US Dollar, Euro / USD, GBP / USD, AUD / USD, USD / JPY – Weekly Technical Overview
- US dollar boosted last week with major friends, more for the future?
- EUR / USD may indicate lower prices in early March, GBP / US slide extends
- AUD / USD is placed between trend lines, USD / JPY will increase by 2017 levels
Euro / Dollar – Carrier
It should be noted that the US dollar fluctuated slightly against the euro last week, but the EUR / USD has lost all interest rates since then. While this is primarily a technical component, it should be noted that the ongoing situation in Ukraine plays a key role for the single currency. The escalation of the conflict could put further pressure on the euro next week.

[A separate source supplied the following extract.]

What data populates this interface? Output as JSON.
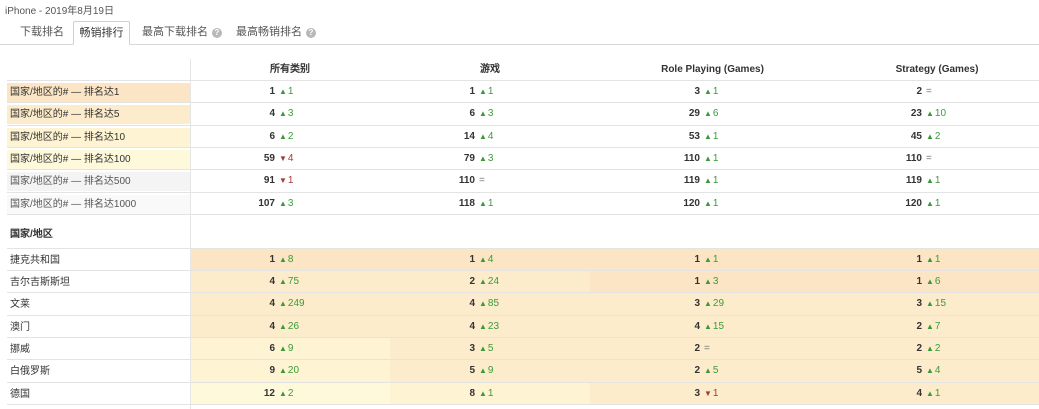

Closes March 7.We A low of 1.0806 exposes below April 2020, creating a key support zone between 1.0727 – 1.0793. Beyond that, the 2020 low is at 1.0636 and below that there is a 138.2% Fibonacci extension of 1.0496. When a high turn occurs, keep an eye on the 50-day light moving average (SMA) and the previous support zone 1.1122 – 1.1186. The latter can be entered as a new objection.
GBP / USD – Carrier
The US dollar continued to gain strength against the British pound last week, with the GBP / USD new 2022 low and closing at the November 2020 low. Like the euro, Sterling is vulnerable to Ukrainian tensions. The pair exposed the 123.6% Fibonacci extension to 1.2917, down from 138.2% to 1.2819.
The latter is set in the September 2020 low, leaving a support zone between 1.2676 and 1.2763. A death cross carried between 20- and 50-day SMAs remains in play. The latter can maintain the main declining trend in the event of a high turn. The immediate resistance, however, seems to be the support zone of 1.3161 – 1.3195.
AUD / USD – Neutral
The US dollar traded lower against the Australian dollar last week, leaving the AUD / USD Bearish Engulfining Candlestick behind. It looks like new support for the previous 0.7273 – 0.7314 defense zone closure could open the door to reverse February growth. Such an effect supports the increase in focus – blue lines in the table below.
Increased support can be focused upwards. Still, protests from February 2021 continue to push the couple down. With that in mind, these interconnected trends can keep Australia in a strong position until a flash. The immediate resistance looks like 78.6% Fibonacci retracement at 0.7430. October is higher than the latter. Breaking with increasing support exposes the January low.
USD / JPY – Bolish
The US dollar rose against the Japanese yen last week, the USD / JPY closed sharply in the new 2022, and has been at its highest level since January 2017. In fact, the 2.2% increase was the best performance since March 2020. It was broken over N. The formation of a triangular chart ascendingIt will open the door to restore its dominance from the beginning of 2021.
Fast resistance 100% Fibonacci extension at 117.29, then 123.6% level at 118.19. The latest high is 118.66 in December 2016. Keep a close eye on the triangular roof when turning down. The fall of the latter opens the door to test the growing support since November.